Dr. Reece was just 44 years old with no medical problems but a strong family history of heart disease. He had been working out for a year and a half and after finishing his workout, he went to his next meeting still sweating profusely.
He asked for his operating room cases to be held for the day because he needed to go to the Emergency Department. His life changed quickly when he became the patient and was rushed to the cardiac catheterization (cath) lab.
Fortunately, his good friend Dr. John Messenger, an Interventional Cardiologist at the University of Colorado Hospital, opened the coronary artery which had become blocked. In the video above, Dr. Reece recalls how his life changed in just moments.

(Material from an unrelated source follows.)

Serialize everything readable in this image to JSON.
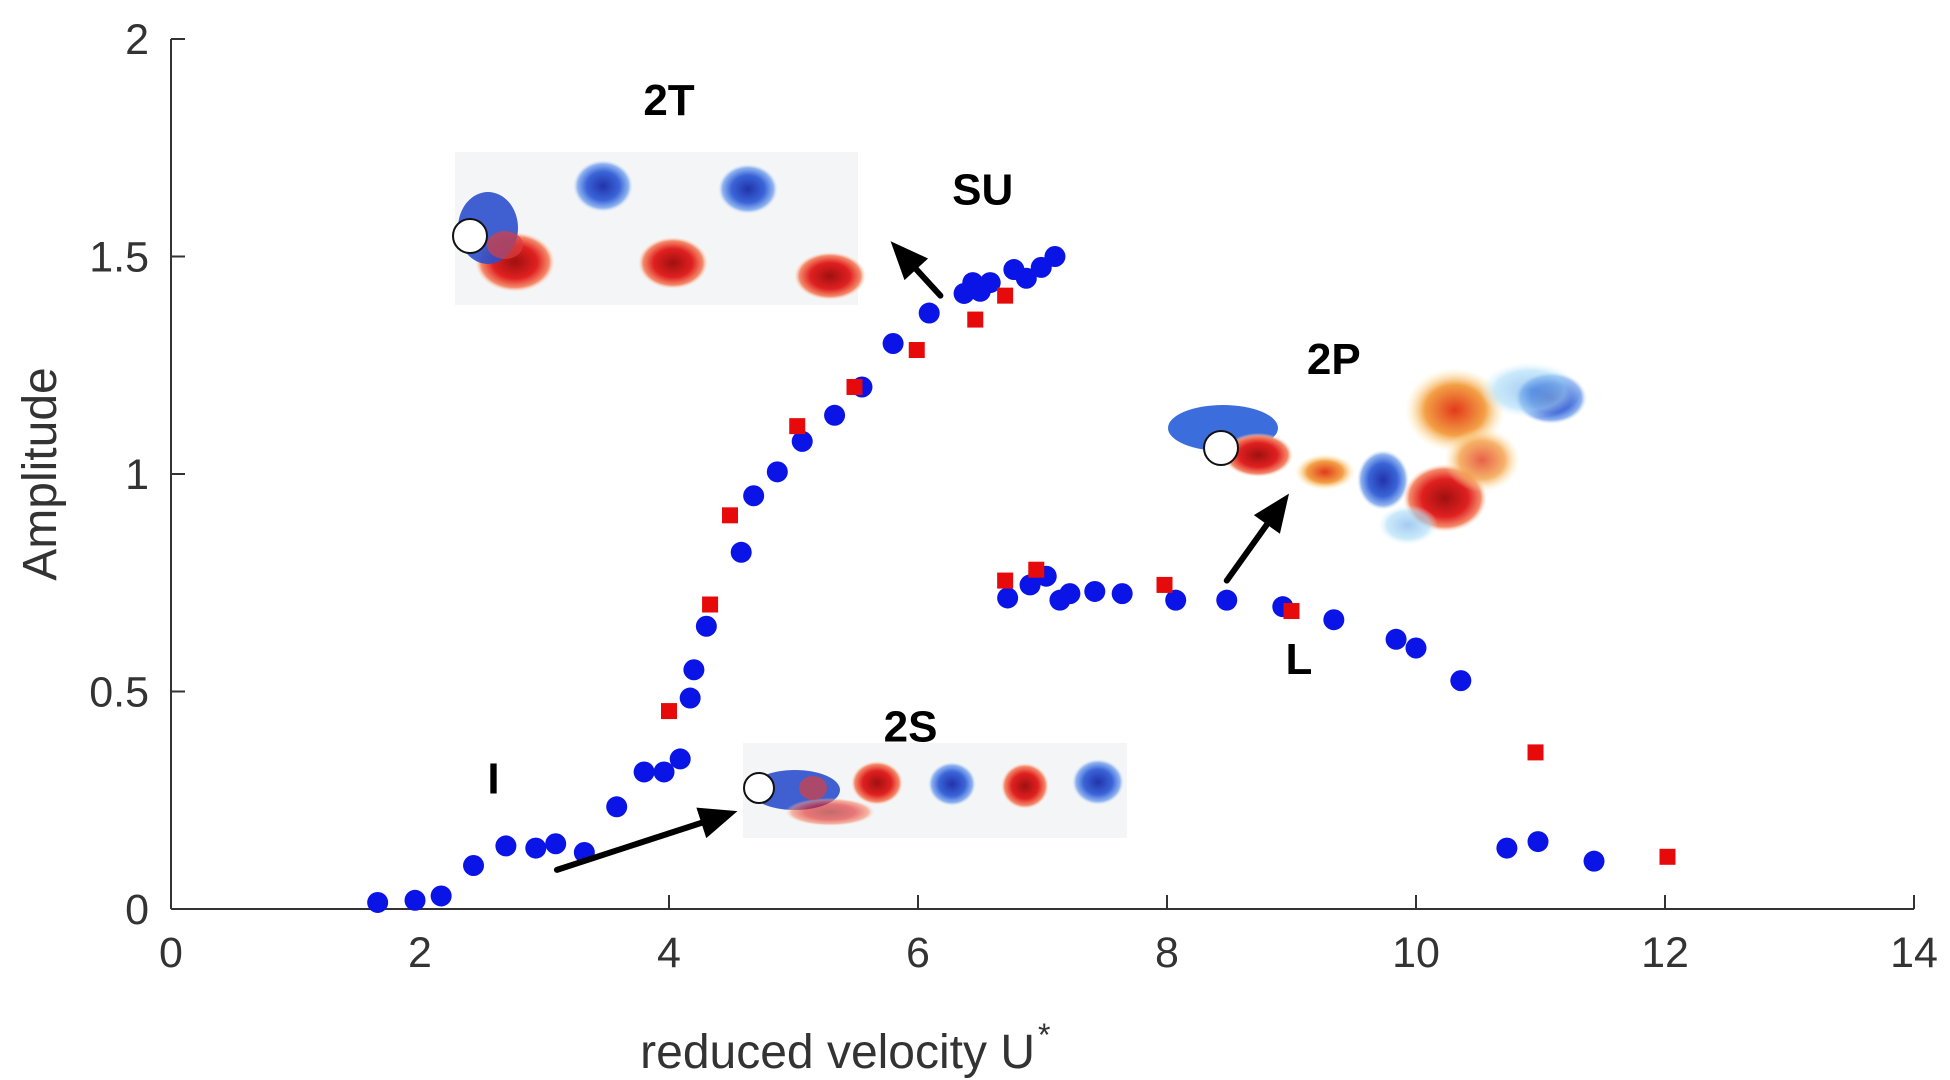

Dr. Reece has done so well and recovered completely because he recognized the symptoms of a heart attack right away, got to the Emergency Department immediately, and was taken to the cath lab where his blocked artery could be reopened.
Time is heart muscle, and every minute of delay in getting the artery opened is another minute of heart muscle which is dying.
WATCH BELOW: Dr. Messenger shares how he opened Dr. Reece’s blocked coronary artery with a balloon
What are some of the signs and symptoms of a heart attack?
- Chest pain
- Pain in the jaw or shoulder
- Stomach pain
- Shortness of breath
If you are experiencing any of these symptoms, call 911 and get to the Emergency Department immediately. You could be experiencing a heart attack.